Ces jeux vidéo ont beaucoup de potentiel. Cela n'est pas passé inaperçu. Les développeurs de jeux thérapeutiques s'en servent comme base d'une nouvelle génération de jeux qui rompent radicalement avec les tests psychologiques ennuyeux du passé. Posit Science, Pear Therapeutics et Akili Interactive (l'auteur Bavelier est co-fondateur et conseiller) ne sont que quelques-unes des nombreuses entreprises qui cherchent à tirer parti des jeux vidéo pour le diagnostic et le traitement cliniques. Par exemple, Akili Interactive travaille sur un jeu thérapeutique pour aiguiser l'attention et contrer la distraction, basé sur le jeu scientifique Neuroracer. Les enfants souffrant de troubles de l'attention et les personnes âgées présentant des symptômes précoces de déclin cognitif peuvent bénéficier de ces jeux.

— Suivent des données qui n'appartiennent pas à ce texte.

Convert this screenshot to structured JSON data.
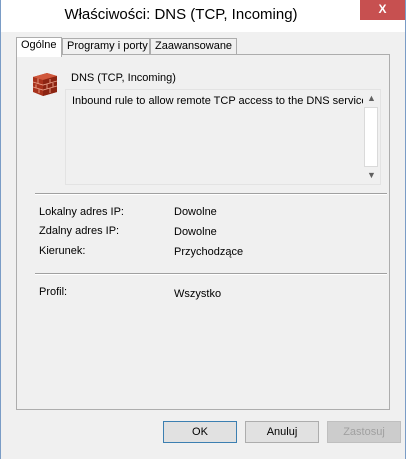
{
  "window": {
    "title": "Właściwości: DNS (TCP, Incoming)",
    "close_label": "X"
  },
  "tabs": [
    {
      "label": "Ogólne",
      "active": true
    },
    {
      "label": "Programy i porty",
      "active": false
    },
    {
      "label": "Zaawansowane",
      "active": false
    }
  ],
  "general": {
    "rule_icon": "firewall-brick-icon",
    "rule_name": "DNS (TCP, Incoming)",
    "description": "Inbound rule to allow remote TCP access to the DNS service.",
    "scroll_up": "▲",
    "scroll_down": "▼",
    "fields": [
      {
        "label": "Lokalny adres IP:",
        "value": "Dowolne"
      },
      {
        "label": "Zdalny adres IP:",
        "value": "Dowolne"
      },
      {
        "label": "Kierunek:",
        "value": "Przychodzące"
      }
    ],
    "profile": {
      "label": "Profil:",
      "value": "Wszystko"
    }
  },
  "buttons": {
    "ok": "OK",
    "cancel": "Anuluj",
    "apply": "Zastosuj"
  }
}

Nous ne sommes pas encore là. Il reste encore du travail à faire avant qu'ils soient prêts pour un examen indépendant par les autorités réglementaires et la communauté scientifique au sens large, et qu'ils puissent être reconnus comme des outils cliniques.

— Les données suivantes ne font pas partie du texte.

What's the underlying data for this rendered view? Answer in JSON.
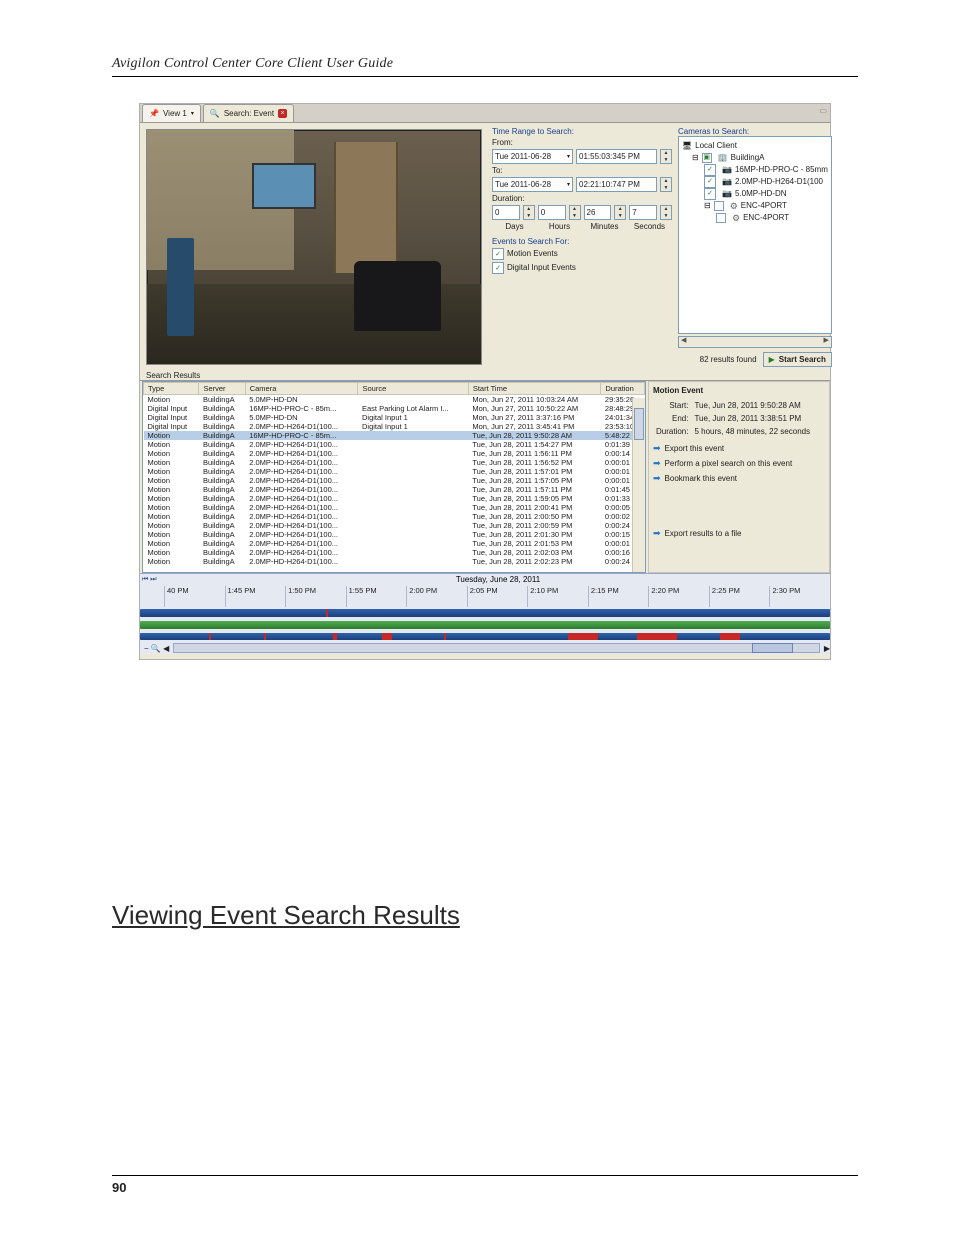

Les jeux d'action moyens apportent peu d'amélioration dans les troubles de l'attention, alors qu'ils le font chez les sujets sains. Le joueur moyen esquisse un flux de jeu dans sa tête. De cette façon, il peut anticiper chaque prochain virage. Les joueurs avec un déficit d'attention ne le font pas. Ils jouent de manière plus réactive et ont du mal à visualiser ce qui les attend. Par conséquent, les développeurs étudient comment adapter la structure traditionnelle des jeux d'action pour pousser ce public cible dans un rôle plus actif et lui faire réfléchir de manière plus stratégique sur son prochain mouvement.
Nous devons également bricoler les jeux sur la vitesse de réaction. La prochaine génération de jeux cérébraux visant à aiguiser les compétences de conduite des personnes âgées devrait être plus qu'une copie toute faite de Medal of Honor. Dans la plupart des jeux d'action, c'est extrêmement difficile, et pour de nombreuses personnes âgées, c'est une tâche impossible. S'ils veulent profiter de tels jeux, il faut ralentir un peu le tempo. Cela devrait être difficile, pas impossible. Il en va de même pour les jeux avec lesquels les développeurs veulent traiter les yeux paresseux.
Enfin, nous devons également réduire l'orientation violente de nombreux jeux vidéo avant qu'ils ne puissent trouver leur place dans les applications médicales. Que le jeu se termine brusquement lorsqu'un conducteur quitte la route, jusqu'à ce point, mais que des parties du corps volent dans les airs après l'accident n'est pas nécessaire. C'est un long saut entre le tir sur les zombies et la guérison des troubles cognitifs. Des experts en éducation, des psychologues et des neuroscientifiques doivent s'associer à des graphistes et à des développeurs de jeux pour créer un contenu immersif et approprié.
Les possibilités que notre équipe a vues lorsque nous sommes tombés sur ce problème de recherche sont loin d'être épuisées. Les jeux adaptés aux enfants dyslexiques ou aux patients souffrant d'un traumatisme crânien pourraient peut-être être encore affinés, par exemple en mesurant les ondes cérébrales avec des capteurs et en ajustant automatiquement le niveau de jeu en conséquence.
Aussi importante que soit la technologie, on veille à faire correspondre le contenu et les compétences requises d'un jeu aux forces et faiblesses cognitives du joueur. Tirer au hasard n'est pas une option pour la prochaine génération de jeux de réflexion.